How can consumers be encouraged to take better care of public goods and resources? That’s the question posed in a new research paper co-authored by Collen P. Kirk, D.P.S., associate professor of marketing at New York Institute of Technology, in the Journal of Marketing.
Caring for the Commons: Using Psychological Ownership to Enhance Stewardship Behavior for Public Goods aims to help solve the “tragedy of the commons,” the idea that when goods or resources are shared by many owners they are subject to abuse or neglect.
Sadly, the tragedy of the commons can be seen in many public spaces, such as cemeteries, public housing, fishing areas, and beaches, and has contributed to a number of environmental challenges. One commonly cited environmental issue includes ocean pollution. Because ocean waters are shared by many different nations no single authority has the power to pass laws that protect the entire ocean. Instead, nations manage and protect ocean resources along their coastlines, leaving the much larger shared waters vulnerable to contamination.
Citing available studies on the tragedy of the commons, Kirk joins Joann Peck, Ph.D., of Wisconsin-Madison School of Business; Andrea Luangrath, Ph.D., of the University of Iowa; and Suzanne Shu, Ph.D., of Cornell University in hypothesizing that increased feelings of ownership towards a public good can help ensure that individuals do their part.
PUTTING THEIR THEORY TO THE TEST
The researchers manipulated scenarios in public settings to encourage visitors to view the spaces as their own, rather than as a shared commodity. In each scenario, the investigators found that increasing psychological ownership enhanced stewardship, causing participants to become more likely to take direct action to care for that setting, such as picking up trash, or financial stewardship, such as donating money.
For example, the researchers manipulated psychological ownership of a lake by asking a randomized group of kayak renters to think of and write down a nickname for the lake before renting their boats. Unbeknownst to the kayakers, the researchers had planted anchored floating trash in the lake to test whether naming the lake would create an increased feeling of ownership. Compared to the control group, kayakers who were not asked to name the lake, the “namers” were more likely to do their part in trying to pick up the trash, with 41 percent attempting to remove the planted litter.
In another scenario, study participants were asked to imagine that they were taking a walk in a hypothetical park called Stoneview Park. Researchers showed the control group a park entrance sign that read the generic message, “Welcome to the park.” In contrast, the experimental group was shown a sign reading, “Welcome to YOUR park.” Each group of “walkers” then completed a survey on how likely they were to remove litter or donate to park maintenance efforts.

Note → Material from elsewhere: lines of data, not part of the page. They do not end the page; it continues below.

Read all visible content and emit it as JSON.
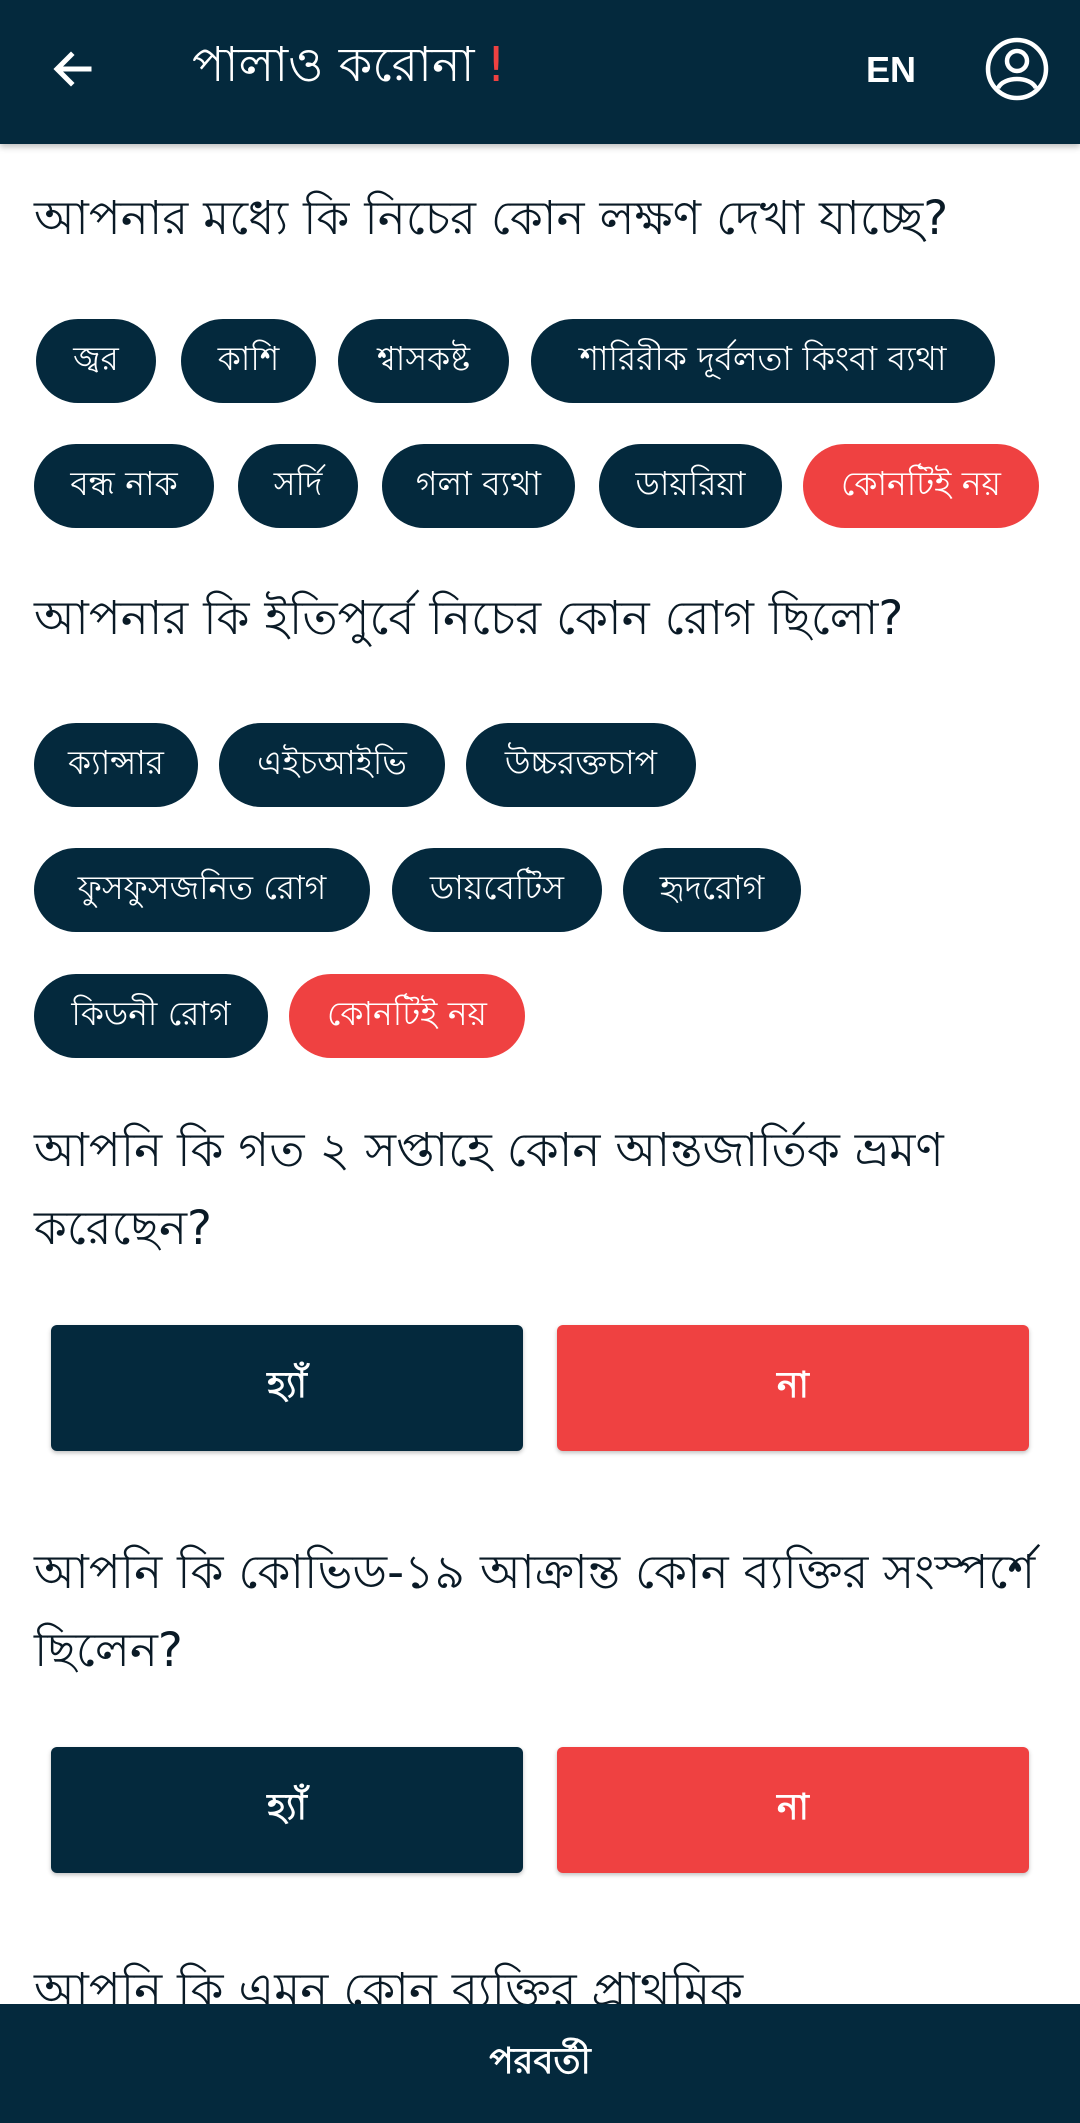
{
  "header": {
    "title": "পালাও করোনা",
    "title_mark": "!",
    "lang": "EN"
  },
  "questions": [
    {
      "text": "আপনার মধ্যে কি নিচের কোন লক্ষণ দেখা যাচ্ছে?",
      "chips": [
        "জ্বর",
        "কাশি",
        "শ্বাসকষ্ট",
        "শারিরীক দূর্বলতা কিংবা ব্যথা",
        "বন্ধ নাক",
        "সর্দি",
        "গলা ব্যথা",
        "ডায়রিয়া",
        "কোনটিই নয়"
      ]
    },
    {
      "text": "আপনার কি ইতিপুর্বে নিচের কোন রোগ ছিলো?",
      "chips": [
        "ক্যান্সার",
        "এইচআইভি",
        "উচ্চরক্তচাপ",
        "ফুসফুসজনিত রোগ",
        "ডায়বেটিস",
        "হৃদরোগ",
        "কিডনী রোগ",
        "কোনটিই নয়"
      ]
    },
    {
      "text": "আপনি কি গত ২ সপ্তাহে কোন আন্তজার্তিক ভ্রমণ করেছেন?",
      "yes": "হ্যাঁ",
      "no": "না"
    },
    {
      "text": "আপনি কি কোভিড-১৯ আক্রান্ত কোন ব্যক্তির সংস্পর্শে ছিলেন?",
      "yes": "হ্যাঁ",
      "no": "না"
    },
    {
      "text": "আপনি কি এমন কোন ব্যক্তির প্রাথমিক"
    }
  ],
  "footer": {
    "next": "পরবর্তী"
  },
  "colors": {
    "navy": "#04293d",
    "red": "#ef4141"
  }
}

Once again, when compared to the control group, those exposed to the psychological ownership tactics (YOUR park group) felt a greater need to care for and contribute to maintaining the public space.
A third scenario tested yet another psychological ownership tactic aimed at cultivating stewardship. Cross country skiers and snowshoers at a public park ski rental were asked to plan a route prior to their outing. Following the completion of the park’s standard liability waiver, an employee offered them a map, obtained their shoe size, and, in the control group (the “non-planners”), went on to retrieve the ski equipment. However, in the experimental group, before retrieving the skis or snowshoes, the employee asked the renters to plan a route they might take on the map. All renters were then charged for their ski equipment and asked whether they would like to add a dollar to the rental fee to help the park. Donations indicated that individuals who planned their route in advance were more likely to chip in. In addition, a participant survey also revealed that those asked to plan their route were more likely to feel ownership, volunteer, donate in the future, and promote the park to others using social media. The researchers believe that because these skiers played an active role in shaping their experience, they may have felt a greater sense of connection to the park.

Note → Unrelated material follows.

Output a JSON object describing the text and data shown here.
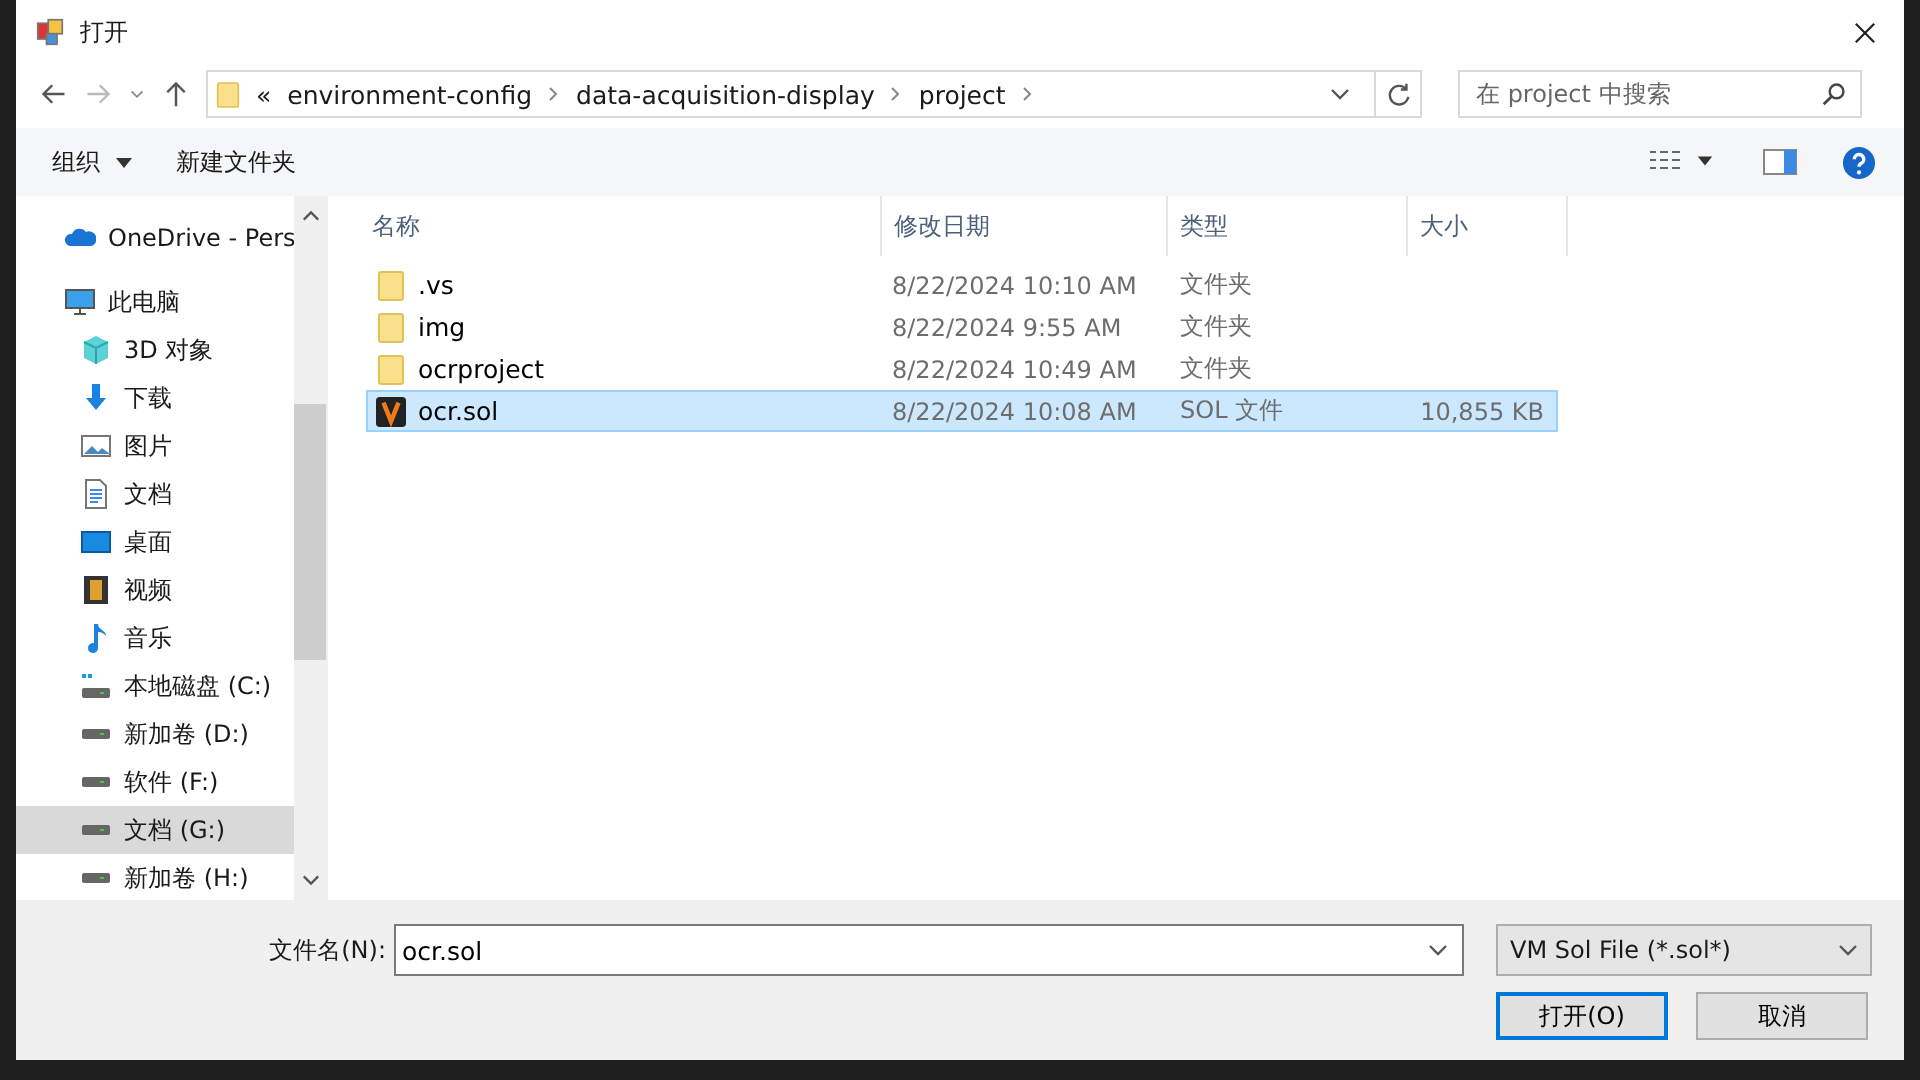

Kirk, who has published significant research on psychological ownership and an op-ed in Harvard Business Review, believes the findings can assist marketers in conservation efforts.
“Maintaining the natural environment is a pressing issue facing our planet, and has become more challenging during the pandemic as park services are reduced while the number of people spending time outside has increased,” she notes. “Researchers have previously shown that eliciting feelings of ownership in consumers, even in the absence of legal ownership, induces them to value a product more highly. In this research, we document, through a variety of experimental studies in the field and in the laboratory, that individual psychological ownership also motivates caring behaviors for a public good, such as picking up trash from a lake or donating time or money to a park. We encourage marketers and environmentalists alike to reflect on these findings when considering ways to maintain public spaces.”